Here is how it looks, graphically:
In the above example, a 58-year-old enters into a GMWB annuity contract, deposits $100,000 into an annuity brokerage account, and invests the money. The account balance (shown in orange) fluctuates from year to year based on the performance of the underlying investments. The Benefit Base (shown by the grey dotted line) increases each year at the higher of the account balance growth rate or a contractual minimum guaranteed percentage (4% in this example). You can see that even though the investment returns falter on occasion, the benefit base keeps on increasing. And when the year’s performance exceeds 4%, the benefit base increases by the percentage rate of return on investments for that year.

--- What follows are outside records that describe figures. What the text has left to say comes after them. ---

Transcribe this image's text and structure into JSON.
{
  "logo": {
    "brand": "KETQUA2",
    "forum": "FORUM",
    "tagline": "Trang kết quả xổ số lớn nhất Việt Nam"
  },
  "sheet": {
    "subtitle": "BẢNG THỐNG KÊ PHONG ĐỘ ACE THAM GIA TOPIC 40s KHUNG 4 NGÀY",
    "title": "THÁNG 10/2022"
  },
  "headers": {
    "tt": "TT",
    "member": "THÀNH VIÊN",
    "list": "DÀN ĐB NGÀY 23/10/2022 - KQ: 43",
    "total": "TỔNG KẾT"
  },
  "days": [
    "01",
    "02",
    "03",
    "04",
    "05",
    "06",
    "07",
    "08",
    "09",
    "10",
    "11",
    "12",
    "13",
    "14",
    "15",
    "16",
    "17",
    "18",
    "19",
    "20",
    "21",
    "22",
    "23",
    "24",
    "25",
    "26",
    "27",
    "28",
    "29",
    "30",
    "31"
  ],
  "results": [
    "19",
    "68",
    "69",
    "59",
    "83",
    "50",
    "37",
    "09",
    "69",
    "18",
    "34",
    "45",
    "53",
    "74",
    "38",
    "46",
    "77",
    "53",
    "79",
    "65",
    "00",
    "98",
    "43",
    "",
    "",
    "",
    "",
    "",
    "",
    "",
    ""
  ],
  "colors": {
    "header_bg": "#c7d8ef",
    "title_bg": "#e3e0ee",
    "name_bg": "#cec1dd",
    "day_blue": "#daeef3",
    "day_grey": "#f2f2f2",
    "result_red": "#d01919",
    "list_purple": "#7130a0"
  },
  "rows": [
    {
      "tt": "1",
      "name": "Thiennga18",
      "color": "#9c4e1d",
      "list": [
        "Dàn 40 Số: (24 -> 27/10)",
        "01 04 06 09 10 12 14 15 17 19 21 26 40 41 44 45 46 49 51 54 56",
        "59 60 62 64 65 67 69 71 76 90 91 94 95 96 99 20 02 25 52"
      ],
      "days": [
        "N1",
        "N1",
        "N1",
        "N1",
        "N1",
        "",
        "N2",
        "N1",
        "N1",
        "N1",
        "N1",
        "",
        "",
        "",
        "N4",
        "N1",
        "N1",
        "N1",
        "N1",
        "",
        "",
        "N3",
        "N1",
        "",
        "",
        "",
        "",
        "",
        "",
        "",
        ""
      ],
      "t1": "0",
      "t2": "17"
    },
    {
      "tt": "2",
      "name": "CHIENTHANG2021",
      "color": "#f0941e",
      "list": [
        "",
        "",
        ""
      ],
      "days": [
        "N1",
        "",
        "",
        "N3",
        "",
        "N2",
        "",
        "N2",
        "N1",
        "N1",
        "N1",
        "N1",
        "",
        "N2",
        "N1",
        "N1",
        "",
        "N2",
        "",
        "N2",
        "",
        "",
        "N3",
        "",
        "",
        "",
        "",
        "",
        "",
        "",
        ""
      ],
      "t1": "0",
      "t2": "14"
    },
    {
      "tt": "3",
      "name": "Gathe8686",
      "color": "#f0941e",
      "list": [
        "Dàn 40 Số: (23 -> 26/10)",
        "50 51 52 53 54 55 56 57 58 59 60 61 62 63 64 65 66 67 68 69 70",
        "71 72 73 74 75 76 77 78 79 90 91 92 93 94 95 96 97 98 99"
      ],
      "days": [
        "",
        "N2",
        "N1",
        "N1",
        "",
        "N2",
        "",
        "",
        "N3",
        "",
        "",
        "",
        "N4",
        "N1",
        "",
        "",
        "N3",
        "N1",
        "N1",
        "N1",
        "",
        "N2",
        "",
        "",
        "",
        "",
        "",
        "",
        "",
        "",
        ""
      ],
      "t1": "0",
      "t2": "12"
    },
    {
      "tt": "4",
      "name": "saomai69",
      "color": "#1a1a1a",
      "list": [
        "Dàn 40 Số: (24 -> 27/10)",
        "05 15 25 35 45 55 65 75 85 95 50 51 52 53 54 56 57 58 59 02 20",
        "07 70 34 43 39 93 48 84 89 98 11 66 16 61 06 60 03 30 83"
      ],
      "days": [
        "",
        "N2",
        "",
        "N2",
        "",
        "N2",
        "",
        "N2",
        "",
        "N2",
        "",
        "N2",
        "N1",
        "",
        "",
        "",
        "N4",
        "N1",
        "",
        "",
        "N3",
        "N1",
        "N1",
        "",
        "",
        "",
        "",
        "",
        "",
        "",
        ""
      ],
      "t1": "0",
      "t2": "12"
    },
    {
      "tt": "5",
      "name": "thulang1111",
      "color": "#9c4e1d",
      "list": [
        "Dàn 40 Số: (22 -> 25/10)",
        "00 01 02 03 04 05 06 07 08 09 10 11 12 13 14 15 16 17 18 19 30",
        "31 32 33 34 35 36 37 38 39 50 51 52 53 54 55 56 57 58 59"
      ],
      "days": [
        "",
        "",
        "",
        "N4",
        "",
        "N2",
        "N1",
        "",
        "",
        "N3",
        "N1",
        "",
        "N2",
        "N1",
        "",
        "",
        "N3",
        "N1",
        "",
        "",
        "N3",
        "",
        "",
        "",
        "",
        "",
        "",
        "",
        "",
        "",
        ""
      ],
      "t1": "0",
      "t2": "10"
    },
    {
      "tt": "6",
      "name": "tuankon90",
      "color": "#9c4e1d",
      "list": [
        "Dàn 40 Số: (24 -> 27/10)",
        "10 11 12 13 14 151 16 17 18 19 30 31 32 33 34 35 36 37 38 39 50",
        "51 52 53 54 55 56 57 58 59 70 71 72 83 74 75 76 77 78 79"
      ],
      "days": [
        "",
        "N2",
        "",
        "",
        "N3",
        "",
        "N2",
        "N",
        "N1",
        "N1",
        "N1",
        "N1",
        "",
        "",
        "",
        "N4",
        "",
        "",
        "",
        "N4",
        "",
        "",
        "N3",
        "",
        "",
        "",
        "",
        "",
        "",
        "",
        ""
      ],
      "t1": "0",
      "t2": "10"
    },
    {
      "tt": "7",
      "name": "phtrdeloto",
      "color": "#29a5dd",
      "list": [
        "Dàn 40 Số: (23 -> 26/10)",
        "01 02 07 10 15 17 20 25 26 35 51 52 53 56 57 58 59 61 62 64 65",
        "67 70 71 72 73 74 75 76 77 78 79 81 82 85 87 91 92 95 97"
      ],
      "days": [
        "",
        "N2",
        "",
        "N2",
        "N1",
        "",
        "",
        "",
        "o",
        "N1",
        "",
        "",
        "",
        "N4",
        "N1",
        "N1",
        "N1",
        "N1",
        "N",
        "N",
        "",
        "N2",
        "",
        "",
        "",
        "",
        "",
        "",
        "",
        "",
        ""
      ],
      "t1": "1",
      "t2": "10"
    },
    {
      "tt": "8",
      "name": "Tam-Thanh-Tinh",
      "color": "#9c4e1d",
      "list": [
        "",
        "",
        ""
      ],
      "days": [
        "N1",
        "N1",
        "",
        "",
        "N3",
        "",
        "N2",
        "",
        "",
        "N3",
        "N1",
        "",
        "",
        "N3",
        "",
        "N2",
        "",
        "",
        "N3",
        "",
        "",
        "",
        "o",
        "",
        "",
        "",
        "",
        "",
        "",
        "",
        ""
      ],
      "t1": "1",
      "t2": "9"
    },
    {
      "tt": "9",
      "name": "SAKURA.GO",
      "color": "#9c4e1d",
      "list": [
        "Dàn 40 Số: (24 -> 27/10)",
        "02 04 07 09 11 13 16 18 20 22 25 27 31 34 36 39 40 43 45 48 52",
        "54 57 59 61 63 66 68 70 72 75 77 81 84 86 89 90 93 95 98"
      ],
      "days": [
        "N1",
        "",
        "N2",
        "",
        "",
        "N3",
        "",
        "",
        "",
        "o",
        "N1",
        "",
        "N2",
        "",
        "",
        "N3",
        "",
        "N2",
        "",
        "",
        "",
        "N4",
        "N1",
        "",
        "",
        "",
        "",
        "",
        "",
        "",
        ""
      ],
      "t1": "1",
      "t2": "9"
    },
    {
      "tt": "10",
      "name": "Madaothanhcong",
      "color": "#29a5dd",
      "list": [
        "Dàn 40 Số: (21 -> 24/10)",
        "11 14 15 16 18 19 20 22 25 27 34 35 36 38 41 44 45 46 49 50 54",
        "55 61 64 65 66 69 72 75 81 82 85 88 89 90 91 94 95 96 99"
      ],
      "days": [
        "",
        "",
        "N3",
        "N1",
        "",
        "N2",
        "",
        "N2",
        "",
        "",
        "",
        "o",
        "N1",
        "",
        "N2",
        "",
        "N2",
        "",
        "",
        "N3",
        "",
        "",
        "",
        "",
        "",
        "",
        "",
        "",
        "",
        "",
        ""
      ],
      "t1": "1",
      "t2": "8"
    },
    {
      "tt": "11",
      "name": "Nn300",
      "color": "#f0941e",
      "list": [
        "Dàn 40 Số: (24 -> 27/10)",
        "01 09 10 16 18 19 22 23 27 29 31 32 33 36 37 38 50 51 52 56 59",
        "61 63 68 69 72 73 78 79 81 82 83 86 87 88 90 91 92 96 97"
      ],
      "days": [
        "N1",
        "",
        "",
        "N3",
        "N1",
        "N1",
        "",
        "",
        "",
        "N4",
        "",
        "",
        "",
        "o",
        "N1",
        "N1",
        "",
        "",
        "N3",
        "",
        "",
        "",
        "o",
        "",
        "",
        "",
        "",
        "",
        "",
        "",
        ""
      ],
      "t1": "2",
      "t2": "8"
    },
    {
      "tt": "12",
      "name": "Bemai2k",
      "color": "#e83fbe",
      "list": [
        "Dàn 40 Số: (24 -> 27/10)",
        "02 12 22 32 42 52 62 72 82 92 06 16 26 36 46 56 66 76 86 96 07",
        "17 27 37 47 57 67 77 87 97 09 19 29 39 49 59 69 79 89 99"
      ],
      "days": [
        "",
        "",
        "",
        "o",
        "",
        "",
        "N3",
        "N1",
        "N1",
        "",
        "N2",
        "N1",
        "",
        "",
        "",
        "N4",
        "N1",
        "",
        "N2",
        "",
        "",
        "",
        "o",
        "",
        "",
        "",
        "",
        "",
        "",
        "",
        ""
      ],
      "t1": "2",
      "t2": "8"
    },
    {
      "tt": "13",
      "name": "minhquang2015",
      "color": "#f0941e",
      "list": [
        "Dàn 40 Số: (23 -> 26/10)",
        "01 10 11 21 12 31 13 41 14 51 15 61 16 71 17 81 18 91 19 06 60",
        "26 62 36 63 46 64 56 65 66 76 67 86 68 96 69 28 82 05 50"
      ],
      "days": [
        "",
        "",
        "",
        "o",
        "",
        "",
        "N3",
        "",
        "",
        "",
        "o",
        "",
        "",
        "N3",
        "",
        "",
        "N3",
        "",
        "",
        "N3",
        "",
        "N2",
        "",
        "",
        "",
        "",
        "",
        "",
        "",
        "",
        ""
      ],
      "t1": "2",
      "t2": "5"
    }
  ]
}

At age 70 (in this example), the annuitant starts drawing money from the account. The monthly draws (the green line, shown in the chart as annual draws due to page space limitations) are a contractual percentage (6% in this example) calculated off the benefit base, not the actual account balance. However, it is the account balance that is drawn down each month. The account balance fluctuates each year during the income phase based on a combination of investment performance and the monthly draws. In this example, the account balance never exceeds the benefit base once withdrawals start at age 70, but if it did, the benefit base would increase to match the account balance, and the resulting withdrawals would increase as well, because they are calculated off the benefit base. In other words, the withdrawal percentage remains the same – it’s contractually based – but the actual dollar amount withdrawn each month increases if the benefit base increases.
Now, here’s the second guarantee: Should the account balance ever go to zero (in the above example, it is depleted by age 90), the insurer is on the hook to provide a monthly income stream (shown in yellow on the chart) that will continue for the life of the annuitant. The amount of income will be equal to the most recent withdrawal amount just before the balance was exhausted. The income stream will continue as long as the annuitant lives.
The third guarantee pertains to the account balance during both the accumulation and income phases. If the annuitant should die at any time before the account balance goes to zero, the beneficiaries will receive the higher of the remaining account balance or some other amount specified in the contract (the terms vary from contract to contract). Once the account is depleted, the beneficiaries would get nothing at the death of the annuitant.
Safety from a volatile stock market – guaranteed! An ever-increasing benefit base, resulting in higher monthly income – guaranteed! A death benefit for your loved ones, should you die prematurely – guaranteed! And the ability to cancel the product at any time and take the remaining account balance with you! What’s not to like?!